Pharmaceutical Executive: Can you provide some background on gamma-delta T-Cells?

William Ho: I’ve been in the biotech industry for over 22 years, and much of that was spent on the Wall Street side (investor banking, equity research, and as an investor). I co-founded the company together in 2016, and today we’re one of the leading companies developing gamma-delta T-Cells in oncology as a cellular therapy. Much of our work is based on Dr. Lamb’s lifetime of research on these t-cells. He was the first to describe them as being associated with better survival outcomes back in the 1990s.

They were first identified in the mid 1980s. Dr. Lamb spent the better part of 25 years or so trying to figure out how to make that observation into a therapeutic. He needed to figure out how to manufacture, scale, expand, and genetically engineer to enable the use in therapeutics.

PE: Can you go into recent developments with gamma-delta T-Cells?

Ho: Let’s take a quick step back. As I mentioned, I was a longtime investor at one of the leading healthcare VC funds running a portfolio in 2014 when the first Car-T companies became public.
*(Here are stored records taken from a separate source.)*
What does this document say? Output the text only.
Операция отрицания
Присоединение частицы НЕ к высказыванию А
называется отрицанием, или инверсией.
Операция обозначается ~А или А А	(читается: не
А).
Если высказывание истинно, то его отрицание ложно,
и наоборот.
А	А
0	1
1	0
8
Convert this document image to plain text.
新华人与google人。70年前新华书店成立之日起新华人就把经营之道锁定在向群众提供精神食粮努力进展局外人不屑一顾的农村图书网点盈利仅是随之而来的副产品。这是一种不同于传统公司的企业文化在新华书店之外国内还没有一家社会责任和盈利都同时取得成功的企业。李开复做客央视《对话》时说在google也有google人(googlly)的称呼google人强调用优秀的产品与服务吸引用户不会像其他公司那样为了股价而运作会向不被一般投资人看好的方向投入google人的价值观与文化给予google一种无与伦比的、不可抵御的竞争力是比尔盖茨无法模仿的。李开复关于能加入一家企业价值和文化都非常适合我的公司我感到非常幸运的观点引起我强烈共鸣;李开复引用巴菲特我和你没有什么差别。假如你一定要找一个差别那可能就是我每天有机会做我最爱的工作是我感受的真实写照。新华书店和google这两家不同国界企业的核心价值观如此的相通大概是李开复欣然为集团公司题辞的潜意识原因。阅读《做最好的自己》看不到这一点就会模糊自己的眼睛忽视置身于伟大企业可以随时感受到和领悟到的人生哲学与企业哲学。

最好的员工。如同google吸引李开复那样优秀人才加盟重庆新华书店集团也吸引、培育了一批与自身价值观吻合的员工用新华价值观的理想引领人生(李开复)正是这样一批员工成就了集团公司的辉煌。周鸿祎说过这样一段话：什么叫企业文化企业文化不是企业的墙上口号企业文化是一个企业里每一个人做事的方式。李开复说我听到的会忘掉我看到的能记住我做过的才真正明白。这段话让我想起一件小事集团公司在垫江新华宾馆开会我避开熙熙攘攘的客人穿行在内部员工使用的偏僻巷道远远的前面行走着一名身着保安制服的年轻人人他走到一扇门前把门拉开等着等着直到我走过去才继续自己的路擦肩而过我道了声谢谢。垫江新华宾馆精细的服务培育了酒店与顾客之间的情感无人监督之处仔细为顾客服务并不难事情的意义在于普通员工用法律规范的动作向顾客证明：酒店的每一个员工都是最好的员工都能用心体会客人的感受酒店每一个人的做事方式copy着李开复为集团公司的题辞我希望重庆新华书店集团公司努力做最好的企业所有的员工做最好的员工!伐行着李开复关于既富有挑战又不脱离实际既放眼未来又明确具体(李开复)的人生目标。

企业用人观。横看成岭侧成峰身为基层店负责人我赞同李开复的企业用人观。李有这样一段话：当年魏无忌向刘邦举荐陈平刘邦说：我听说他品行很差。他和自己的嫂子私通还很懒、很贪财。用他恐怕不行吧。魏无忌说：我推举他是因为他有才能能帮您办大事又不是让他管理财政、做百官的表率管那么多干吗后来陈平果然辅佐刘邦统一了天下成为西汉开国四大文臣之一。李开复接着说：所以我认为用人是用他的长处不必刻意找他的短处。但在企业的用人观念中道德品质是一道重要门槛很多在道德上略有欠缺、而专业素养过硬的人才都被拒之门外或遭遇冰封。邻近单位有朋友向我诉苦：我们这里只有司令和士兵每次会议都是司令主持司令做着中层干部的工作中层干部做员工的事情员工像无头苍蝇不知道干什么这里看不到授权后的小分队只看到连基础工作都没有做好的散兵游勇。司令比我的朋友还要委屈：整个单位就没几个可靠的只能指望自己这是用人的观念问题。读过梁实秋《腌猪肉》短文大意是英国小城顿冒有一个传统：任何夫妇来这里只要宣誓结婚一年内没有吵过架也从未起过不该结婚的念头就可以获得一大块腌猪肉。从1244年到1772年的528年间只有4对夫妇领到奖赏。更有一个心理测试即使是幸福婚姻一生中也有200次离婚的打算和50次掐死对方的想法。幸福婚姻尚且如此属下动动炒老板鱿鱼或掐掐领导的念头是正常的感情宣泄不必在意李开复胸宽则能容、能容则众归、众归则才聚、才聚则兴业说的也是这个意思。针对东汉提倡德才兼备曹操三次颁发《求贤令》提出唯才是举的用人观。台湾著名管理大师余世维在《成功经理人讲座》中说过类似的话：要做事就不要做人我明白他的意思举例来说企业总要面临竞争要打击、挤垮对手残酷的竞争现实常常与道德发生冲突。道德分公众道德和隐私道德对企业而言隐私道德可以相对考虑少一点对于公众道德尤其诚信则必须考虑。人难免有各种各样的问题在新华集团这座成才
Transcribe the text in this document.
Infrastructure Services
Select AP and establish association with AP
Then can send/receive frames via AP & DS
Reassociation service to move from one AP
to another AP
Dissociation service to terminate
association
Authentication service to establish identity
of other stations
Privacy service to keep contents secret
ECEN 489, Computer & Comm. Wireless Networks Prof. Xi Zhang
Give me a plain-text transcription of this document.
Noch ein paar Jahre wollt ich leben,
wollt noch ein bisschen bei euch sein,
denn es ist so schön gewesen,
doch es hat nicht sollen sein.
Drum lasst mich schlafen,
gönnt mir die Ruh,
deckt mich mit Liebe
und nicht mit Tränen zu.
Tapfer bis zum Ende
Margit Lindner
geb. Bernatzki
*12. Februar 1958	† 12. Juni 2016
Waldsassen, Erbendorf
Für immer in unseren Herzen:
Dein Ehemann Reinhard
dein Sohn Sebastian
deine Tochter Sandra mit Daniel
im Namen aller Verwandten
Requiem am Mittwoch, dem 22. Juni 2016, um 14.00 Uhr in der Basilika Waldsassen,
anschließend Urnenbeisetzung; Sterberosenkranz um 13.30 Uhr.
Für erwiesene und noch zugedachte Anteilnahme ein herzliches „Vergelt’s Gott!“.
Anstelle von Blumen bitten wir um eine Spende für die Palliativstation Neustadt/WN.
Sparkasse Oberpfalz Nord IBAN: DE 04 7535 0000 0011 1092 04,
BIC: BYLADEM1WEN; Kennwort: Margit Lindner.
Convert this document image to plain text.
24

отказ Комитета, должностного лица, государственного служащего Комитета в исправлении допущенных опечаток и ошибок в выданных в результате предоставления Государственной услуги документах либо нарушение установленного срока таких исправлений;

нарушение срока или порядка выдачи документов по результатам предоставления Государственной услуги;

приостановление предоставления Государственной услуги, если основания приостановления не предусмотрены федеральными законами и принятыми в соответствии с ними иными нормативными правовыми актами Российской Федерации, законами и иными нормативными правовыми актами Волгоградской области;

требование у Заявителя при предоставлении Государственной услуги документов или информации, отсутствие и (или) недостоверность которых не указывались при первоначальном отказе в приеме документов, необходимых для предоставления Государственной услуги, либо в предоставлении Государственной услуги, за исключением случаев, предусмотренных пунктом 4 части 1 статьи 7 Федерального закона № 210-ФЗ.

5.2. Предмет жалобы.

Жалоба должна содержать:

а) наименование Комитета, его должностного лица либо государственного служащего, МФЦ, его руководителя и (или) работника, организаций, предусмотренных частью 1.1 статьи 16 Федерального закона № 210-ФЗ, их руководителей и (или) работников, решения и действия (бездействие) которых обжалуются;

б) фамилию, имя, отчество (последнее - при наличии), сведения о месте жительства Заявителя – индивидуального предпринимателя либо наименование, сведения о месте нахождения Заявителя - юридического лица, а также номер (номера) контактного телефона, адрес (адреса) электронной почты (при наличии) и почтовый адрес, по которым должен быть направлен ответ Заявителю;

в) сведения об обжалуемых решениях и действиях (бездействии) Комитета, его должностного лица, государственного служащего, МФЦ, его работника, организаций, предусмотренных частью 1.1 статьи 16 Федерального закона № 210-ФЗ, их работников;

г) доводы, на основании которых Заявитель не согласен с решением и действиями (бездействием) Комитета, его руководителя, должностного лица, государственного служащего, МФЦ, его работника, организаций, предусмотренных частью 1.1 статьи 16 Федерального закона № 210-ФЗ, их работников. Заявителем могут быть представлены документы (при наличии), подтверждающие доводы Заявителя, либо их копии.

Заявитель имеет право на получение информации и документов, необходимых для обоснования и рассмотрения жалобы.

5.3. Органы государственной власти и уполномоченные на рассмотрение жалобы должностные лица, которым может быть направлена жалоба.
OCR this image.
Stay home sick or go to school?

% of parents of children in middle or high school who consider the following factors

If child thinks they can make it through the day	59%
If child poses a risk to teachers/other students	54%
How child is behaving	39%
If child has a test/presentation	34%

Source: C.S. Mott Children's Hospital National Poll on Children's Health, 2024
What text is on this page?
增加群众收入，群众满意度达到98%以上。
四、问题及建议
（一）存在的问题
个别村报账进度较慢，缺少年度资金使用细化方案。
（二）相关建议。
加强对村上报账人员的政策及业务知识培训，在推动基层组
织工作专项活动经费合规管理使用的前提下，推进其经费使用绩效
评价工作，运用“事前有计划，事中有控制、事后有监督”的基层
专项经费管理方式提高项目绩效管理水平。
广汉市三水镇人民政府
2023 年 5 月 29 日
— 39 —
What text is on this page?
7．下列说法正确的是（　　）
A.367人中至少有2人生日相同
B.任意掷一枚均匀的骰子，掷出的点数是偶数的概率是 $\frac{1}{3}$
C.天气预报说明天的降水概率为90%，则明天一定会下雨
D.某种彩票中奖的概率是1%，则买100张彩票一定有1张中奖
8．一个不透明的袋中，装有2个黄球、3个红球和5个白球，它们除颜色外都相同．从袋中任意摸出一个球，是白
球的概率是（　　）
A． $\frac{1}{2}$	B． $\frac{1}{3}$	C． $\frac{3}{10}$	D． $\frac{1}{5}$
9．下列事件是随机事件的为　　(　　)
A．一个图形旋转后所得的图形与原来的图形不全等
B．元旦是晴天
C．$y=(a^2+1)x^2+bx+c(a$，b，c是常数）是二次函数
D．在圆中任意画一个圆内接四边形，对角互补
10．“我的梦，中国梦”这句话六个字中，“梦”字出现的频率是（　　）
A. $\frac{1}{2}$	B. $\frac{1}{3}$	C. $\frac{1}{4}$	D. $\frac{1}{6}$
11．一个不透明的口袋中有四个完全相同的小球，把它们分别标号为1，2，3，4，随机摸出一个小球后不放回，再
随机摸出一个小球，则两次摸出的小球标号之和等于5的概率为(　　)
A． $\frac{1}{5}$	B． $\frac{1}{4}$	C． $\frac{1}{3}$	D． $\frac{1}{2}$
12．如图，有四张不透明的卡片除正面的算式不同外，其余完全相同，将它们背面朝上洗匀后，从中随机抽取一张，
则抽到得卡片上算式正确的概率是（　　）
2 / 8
By 2019, I was convinced that this space was crowded, and I was trying to figure out how to go from targeting leukemias and lymphomas to treating solid tumor cancers with off the shelf therapies.

The gamma-delta T-Cells are unique subset of white blood cells that give them really attractive properties to get towards those off-the-shelf therapies for solid tumors. Early on, when people first developed Car-Ts, they focused on alpha-beta T-cells, partially because they’re easy to obtain. About 70% of all T-cell populations are made up of this type of T-cell, so I can take a blood sample and get a fairly high quantity of them and simply expand them to a therapeutic dose.

The early data was exciting. They were cures created and ten years later, patients are still without the cancers. The alpha-beta T-cells, however, are prone to toxicity and if we try to get towards the goal of donor derived or off-the-shelf therapies, there’s a chance that the infused cells would attack the patient’s body.


Since 2020, a lot of people were interesting developing different types of cells as Car-T and cell therapies that wouldn’t cause the same conditions and toxicities that we’ve seen with the alpha-beta cells.

The gamma-delta T-Cells are unique, because they sit between the alpha-beta cells and NK Cells. They have properties that allow them to kill directly, but they don’t require priming of the cells, don’t cause toxicities, and avoid other problems. These cells are partially memory-like, so there’s longer term persistence.

The challenge is that they are a minor subset of white blood cell. They only encompass about five percent of your total white blood cell population. To get therapeutic doses, we need to be able to expand them a lot more.

PE: Can these gamma-delta T-Cells only be used with solid tumor cancers?

Ho: No, they can be used in leukemias and lymphomas as well.

The advantages of the gamma-delta T-Cells are two-fold. First, one of their major functions is to distinguish between healthy and tumor cells. They don’t just wipe out everything that has its target, they specifically seek out leukemia cells and are able to leave healthy tissues alone.

The other is that one of the ways that tumors, whether they be leukemia or solid tumors, avoid the immune system is that they down-regulate certain markers on their surface. This allows the tumor to avoid the immune system, but the downregulation doesn’t block the gamma-delta T Cells ability to detect residual tumor cells.